Art in Ditchling not to be missed

Two of the most dynamic and original events in the latest edition of Artists’ Open Houses can be found in the small village of Ditchling.

The Village of Type coincides with Artists’ Open Houses (30 April – 30 May) and both events are set to turn the Ditchling Trail into an attraction not to be missed during May’s edition of the Artists’ Open Houses festival.

The largest festival of its kind in the UK, Artists’ Open Houses takes place twice a year.

The May 2016 edition of Artists’ Open Houses features 14 trails, encompassing locations in Brighton, Hove and surrounding areas.

Art in Ditchling is one of the satellite trails, where visitors can encounter artists and their work in an historic village setting nestled beneath the South Downs.

Ditchling Museum of Art + Craft has introduced an exciting new angle to Art in Ditchling this May.

Its Artists’ Open Houses will have a distinctly typographical feel as a result of featuring in the museum’s Village of Type programme.

The Jointure Studios on South Street is hosting the open submission exhibition Interrobang, showcasing letterpress prints by artists from around the world, each carefully selected by a panel of typographers and designers.

The former studios of artist Sir Frank Brangwyn provide a beautiful backdrop for their work.

Visitors to Ditchling Museum of Art + Craft during Saturdays in May will also be able to see a demonstration of the skills of the Interrobang artists. Their letterpress designs will be brought to life using the museum’s historical Stanhope press.

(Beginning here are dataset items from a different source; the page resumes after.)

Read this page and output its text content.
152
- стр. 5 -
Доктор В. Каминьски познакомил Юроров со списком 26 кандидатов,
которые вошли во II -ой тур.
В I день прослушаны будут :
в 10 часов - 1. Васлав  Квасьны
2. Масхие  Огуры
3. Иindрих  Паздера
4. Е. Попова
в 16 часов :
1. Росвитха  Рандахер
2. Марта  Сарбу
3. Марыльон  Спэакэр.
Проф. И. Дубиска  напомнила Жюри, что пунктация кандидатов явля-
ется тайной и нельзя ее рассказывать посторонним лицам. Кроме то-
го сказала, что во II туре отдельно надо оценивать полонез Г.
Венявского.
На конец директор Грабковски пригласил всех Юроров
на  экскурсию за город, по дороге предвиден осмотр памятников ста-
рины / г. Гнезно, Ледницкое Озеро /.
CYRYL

A further unprecedented addition to the Ditchling Trail is the British Council’s first inbound international residency, supported by London’s Polish Cultural Institute.

The Blue Shed is housing the temporary studio of typographer Viktoriya Grabowska, who has travelled from Poznań in Poland for her residency in Ditchling.

Visitors will be able to drop into her studio for free and gain a unique insight into Grabowska’s work and to discuss her training, influences and experiences.

Visitors to the village will also be greeted by an extraordinary sight; giant letters sprayed freehand onto selected buildings by typographical wizard Gary Stranger, spelling out the word TYPE.

This is to mark the centenary of one of Ditchling’s most famous contributions to typography – Edward Johnston’s typeface for London Underground.

It is the focus of the latest main exhibition ‘Underground: 100 Years of Edward Johnston’s Lettering for London’ (12 March – 11 September 2016) at Ditchling Museum of Art + Craft.

Known variously as Underground or Johnston Sans, this hand drawn alphabet, at once simple and elegant, has barely changed in the last 100 years.

It is also the basis on which Eric Gill, one of Johnston’s pupils at Central School of Arts & Crafts, designed Gill Sans; a typeface still in popular use today.

The exhibition features original drawings for Gill Sans, rarely seen working drawings for the Underground typeface, and manuscripts showing Johnston’s development as a calligrapher.

A secondary exhibition of historic signs from Ditchling, explores the village’s tradition of signwriting and hand cut lettering from 1800 to the present day.

Ditchling Museum of Art + Craft also plays host to sign writing work by the acclaimed protest artist, and Royal Academician, known as Bob & Roberta Smith.

Why do we communicate? is the question confronted by his signs, encouraging thought on the subject as they tower above visitors in the building’s tallest display case.